The certificate used by the VPC admission webhook expires one year after issue. To avoid down time, it's important that you renew the certificate before it expires. You can check the expiration date of your current certificate with the following command.

kubectl get secret \ -n kube-system \ vpc-admission-webhook-certs -o json | \ jq -r '.data."cert.pem"' | \ base64 -decode | \ openssl x509 \ -noout \ -enddate | \ cut -d= -f2

Output

May 28 14:23:00 2022 GMT

You can renew the certificate using eksctl or a Windows or Linux/macOS computer. Follow the instructions for the tool you originally used to install the VPC admission webhook. For example, if you originally installed the VPC admission webhook using eksctl, then you should renew the certificate using the instructions on the eksctl tab.

eksctl
  1. Reinstall the certificate.
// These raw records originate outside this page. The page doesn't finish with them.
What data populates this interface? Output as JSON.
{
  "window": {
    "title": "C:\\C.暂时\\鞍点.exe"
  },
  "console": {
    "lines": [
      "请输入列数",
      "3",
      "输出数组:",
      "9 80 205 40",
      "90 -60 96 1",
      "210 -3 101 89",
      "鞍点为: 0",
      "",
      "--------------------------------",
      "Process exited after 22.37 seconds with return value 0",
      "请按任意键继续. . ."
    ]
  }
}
Replace <cluster-name> (including <>) with the name of your cluster.

    eksctl utils install-vpc-controllers -cluster <cluster-name> -approve
  2. Verify that you receive the following output.

    2021/05/28 05:24:59 [INFO] generate received request 2021/05/28 05:24:59 [INFO] received CSR 2021/05/28 05:24:59 [INFO] generating key: rsa-2048 2021/05/28 05:24:59 [INFO] encoded CSR
  3. Restart the webhook deployment.

    kubectl rollout restart deployment -n kube-system vpc-admission-webhook
  4. If the certificate that you renewed was expired, and you have Windows pods stuck in the Container creating state, then you must delete and redeploy those pods.

Windows
  1. Get the script to generate new certificate.

    curl -o webhook-create-signed-cert.ps1 https://amazon-eks.s3.us-west-2.amazonaws.com/manifests/us-west-2/vpc-admission-webhook/latest/webhook-create-signed-cert.ps1;
  2. Prepare parameter for the script.

    ./webhook-create-signed-cert.ps1 -ServiceName vpc-admission-webhook-svc -SecretName vpc-admission-webhook-certs -Namespace kube-system
  3. Restart the webhook deployment.

    kubectl rollout restart deployment -n kube-system vpc-admission-webhook-deployment
  4. If the certificate that you renewed was expired, and you have Windows pods stuck in the Container creating state, then you must delete and redeploy those pods.

Linux and macOS

Prerequisite

You must have OpenSSL and jq installed on your computer.

  1. Get the script to generate new certificate.

    curl -o webhook-create-signed-cert.sh \ https://amazon-eks.s3.us-west-2.amazonaws.com/manifests/us-west-2/vpc-admission-webhook/latest/webhook-create-signed-cert.sh
  2. Change the permissions.

    chmod +x webhook-create-signed-cert.sh
  3. Run the script.

    ./webhook-create-signed-cert.sh
  4. Restart the webhook.

    kubectl rollout restart deployment -n kube-system vpc-admission-webhook-deployment
  5. If the certificate that you renewed was expired, and you have Windows pods stuck in the Container creating state, then you must delete and redeploy those pods.